CPG marketers had 4 of the 10 most-viewed ads on YouTube in 2016. These included Skittles’ The Portrait with Steven Tyler at 24.2 million views, Always’ #LikeA Girl - Keep Playing at 27.8 million views, Mountain Dew's Puppymonkeybaby at 27.8 million views, and Knorr's #LoveAtFirstTaste at 60.4 million views. The Skittles and Mountain Dew spots were Super Bowl commercials running at :60 and :30 respectively, and each used the broad and quirky humor that plays well in that TV event (and the puppy, monkey and baby videos that are most watched online).
The Always and Knorr ads, at :60 and 1:80, respectively, each show an understanding that their brands have to earn both viewership and shareability by more than a quick laugh. Always tethers its brand to a social issue — the loss of confidence in young women during puberty — when they are also developing brand relationships with feminine products. And urges girls to keep playing sports even when society may suggest quitting.
Knorr inserts itself in the minds of millennials with whom it wants to establish brand consideration by asking, "Can flavor help you find love?” Individual men and women are first asked about their relationships, and then paired up and given the challenge to feed each other.
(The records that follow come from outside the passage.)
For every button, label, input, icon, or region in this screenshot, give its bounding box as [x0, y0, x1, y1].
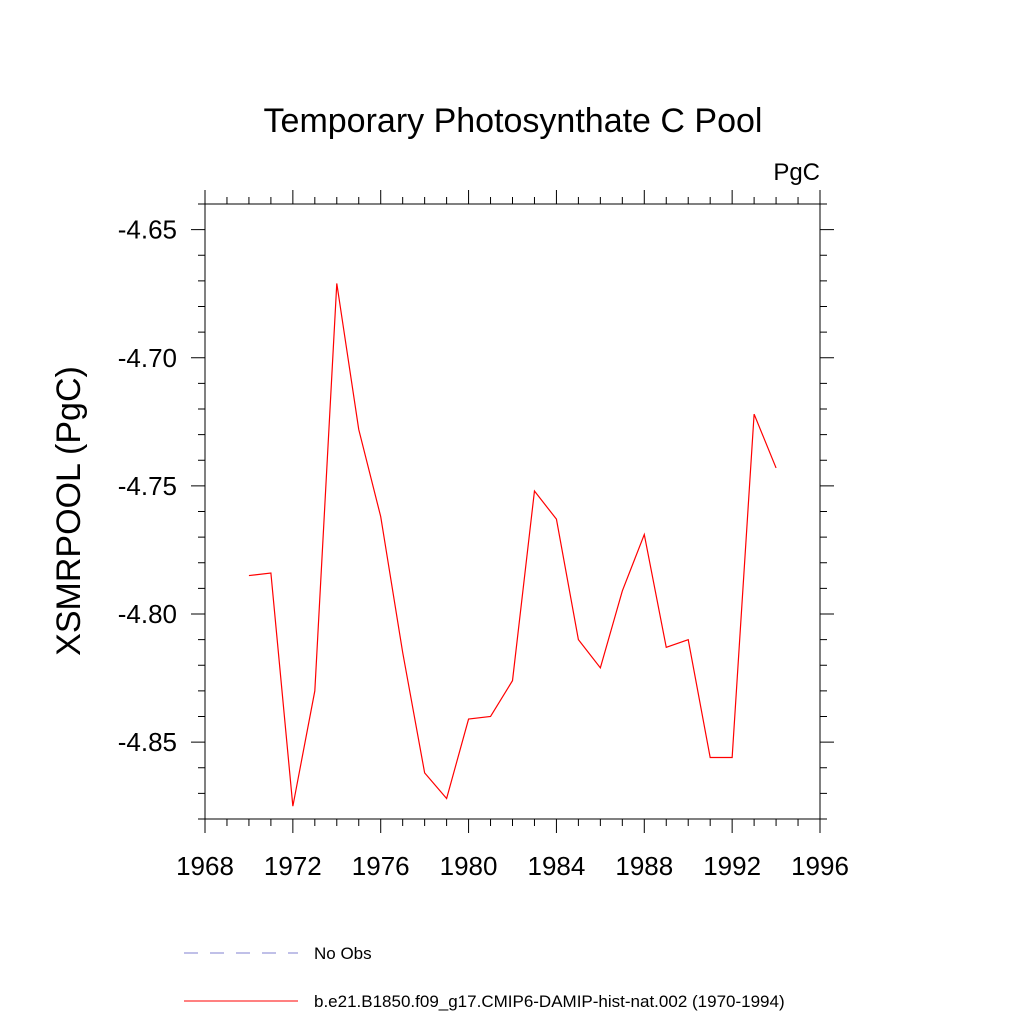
x-tick-label: 1996 — [791, 851, 849, 881]
axis-ticks — [191, 190, 834, 833]
legend-label: b.e21.B1850.f09_g17.CMIP6-DAMIP-hist-nat… — [314, 992, 785, 1011]
legend: No Obs b.e21.B1850.f09_g17.CMIP6-DAMIP-hi… — [184, 944, 785, 1011]
y-tick-label: -4.65 — [118, 215, 177, 245]
x-tick-label: 1976 — [352, 851, 410, 881]
units-label: PgC — [773, 159, 820, 186]
y-axis-label: XSMRPOOL (PgC) — [50, 366, 88, 656]
series-line — [248, 283, 777, 807]
y-tick-label: -4.80 — [118, 599, 177, 629]
y-tick-label: -4.85 — [118, 727, 177, 757]
axis-tick-labels: 1968 1972 1976 1980 1984 1988 1992 1996 -4.65 -4.… — [118, 215, 849, 881]
plot-frame — [204, 203, 821, 820]
legend-label: No Obs — [314, 944, 372, 963]
x-tick-label: 1992 — [703, 851, 761, 881]
x-tick-label: 1980 — [440, 851, 498, 881]
x-tick-label: 1988 — [615, 851, 673, 881]
y-tick-label: -4.70 — [118, 343, 177, 373]
x-tick-label: 1968 — [176, 851, 234, 881]
y-tick-label: -4.75 — [118, 471, 177, 501]
chart-title: Temporary Photosynthate C Pool — [264, 102, 763, 140]
series-lines — [248, 283, 777, 807]
x-tick-label: 1984 — [528, 851, 586, 881]
x-tick-label: 1972 — [264, 851, 322, 881]
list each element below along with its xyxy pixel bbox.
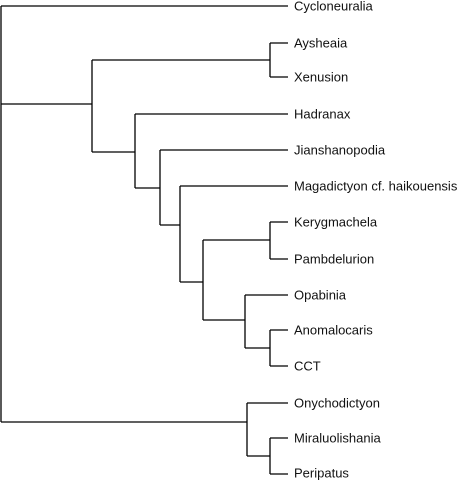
leaf-labels: Cycloneuralia Aysheaia Xenusion Hadranax… [294,0,458,480]
leaf-label: Peripatus [294,465,349,480]
leaf-label: Aysheaia [294,35,348,50]
leaf-label: Pambdelurion [294,251,374,266]
leaf-label: Magadictyon cf. haikouensis [294,178,458,193]
leaf-label: Onychodictyon [294,395,380,410]
leaf-label: Xenusion [294,69,348,84]
leaf-label: Jianshanopodia [294,142,386,157]
branches [0,5,288,475]
leaf-label: Anomalocaris [294,322,373,337]
leaf-label: Miraluolishania [294,430,381,445]
leaf-label: Opabinia [294,287,347,302]
leaf-label: CCT [294,358,321,373]
leaf-label: Kerygmachela [294,214,378,229]
leaf-label: Cycloneuralia [294,0,374,13]
leaf-label: Hadranax [294,106,351,121]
And, yes, flavor appears to help them find love.
Each of these brands has "not just joined, but added to the cultural conversation" as described by Kate Sanford, managing director of YouTube's global ad marketing. And in doing so, they've created brand stories much bigger and more compelling than their products. Isn't that what branding is really all about?
These brands show us that even in an age of hyper-targeting, it is still possible (albeit tougher) to be broadly popular by earning viewers, and brand fans, beyond the buyers of your category. That's breaking down the limitations of the media and advertising echo chamber. Just as a great politician reaches across the aisle, around the world and over time with content that doesn't just play to the base (e.g., "Ask not what your country..." or, "Mr. Gorbachev...") today's great CPG ads will work first for their immediate audience but then ripple out like the proverbial stone thrown into the pond, to resonate with concentric circles of new fans. This kind of echo chamber-breaking success requires the same thing great advertising has always required - the willingness to think big, and the creativity to tap into the human condition with true insight.